Liputan6.com, Jakarta Generasi tahun 90-an mungkin kini tengah bernostalgia dengan masa lalu, nongkrong di depan televisi dan bersemangat begitu riff gitar lagu tema Power Rangers mulai membahana. Ya, lima jagoan warna-warni ini kini bereinkarnasi ke sebuah film layar lebar dalam versi terbaru.

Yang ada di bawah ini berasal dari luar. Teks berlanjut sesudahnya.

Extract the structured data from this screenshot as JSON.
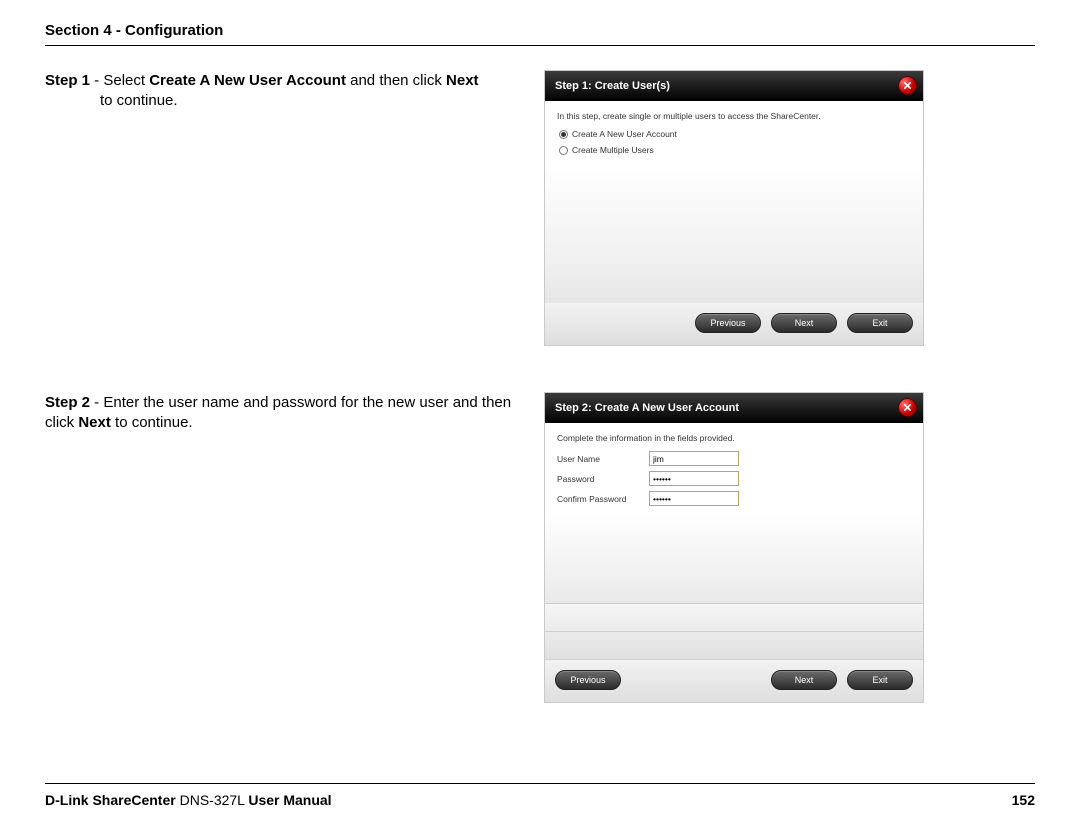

Seperti aslinya, Power Rangers masih mengambil tempat di sebuah kota fiktif bernama Angel Grove. Di sebuah SMA di kota ini, lima remaja yang tak saling akrab bertemu di ruang hukuman.
Advertisement
Mereka adalah Jason (Dacre Montgomery) bintang football yang kerap ambil resiko, Kimberly (Naomi Scott) si gadis populer bertemperamen keras, serta Billy (RJ Cyler) siswa cerdas penyandang autisme. Selain ketiganya, ada Trini (Becky G) si anak pindahan penyendiri yang selalu bicara sinis dan Zack (Ludi Lin) lelaki bandel yang doyan bertindak nekat dan gila-gilaan.
Kelimanya bertemu lagi dalam sebuah peristiwa di tambang tua. Karena keteledoran Billy dan kenekatan Zack, kelimanya mendapat lima buah koin dengan warna berbeda, yang memberikan mereka kekuatan super.
Penasaran, kelima remaja ini lantas kembali ke tambang tua tersebut. Di sana, mereka malah terjebak dalam sebuah pesawat luar angkasa, dan bertemu makhluk ganjil yang mengaku bernama Alpha 5 dan Zordon—yang berbentuk wajah raksasa di dinding.
Kelimanya, dilatih untuk menerima kekuatan Power Rangers—termasuk zirah dan Zords alias robot besar yang bakal mereka tunggangi. Tujuannya satu, mengalahkan penjahat kejam Rita Repulsa yang ingin menguasai kekuatan besar yang terpendam di Angel Grove.
Hanya saja, latihan mereka justru menemui jalan buntu. Padahal, Rita Repulsa makin menyempurnakan kebangkitannya.
Mampukah Power Rangers menyelamatkan Angel Grove dan bumi?
Familiar, Namun Tetap Penuh Kejutan
Menyaksikan film Power Rangers versi ini, jelas banyak kesamaan dengan serial aslinya yang membuat film ini terasa begitu familiar. Selain nama para tokoh dan lokasi kejadian, film ini juga tergolong sangat ringan, mirip dengan serial dua dekade lalu.
Namun, film Power Rangers tak lantas hanya jadi sekadar ajang nostalgia untuk generasi 90-an. Film ini tak seringan serial dari tahun 90-an yang memang ditargetkan untuk anak-anak. Kali ini, fokusnya lebih pada sisi psikologi remaja, dalam sejumlah kondisi yang berbeda. Termasuk para remaja dengan kondisi yang selama ini tak terlalu banyak diangkat dalam film, yakni penyandang autisme dan LGBT.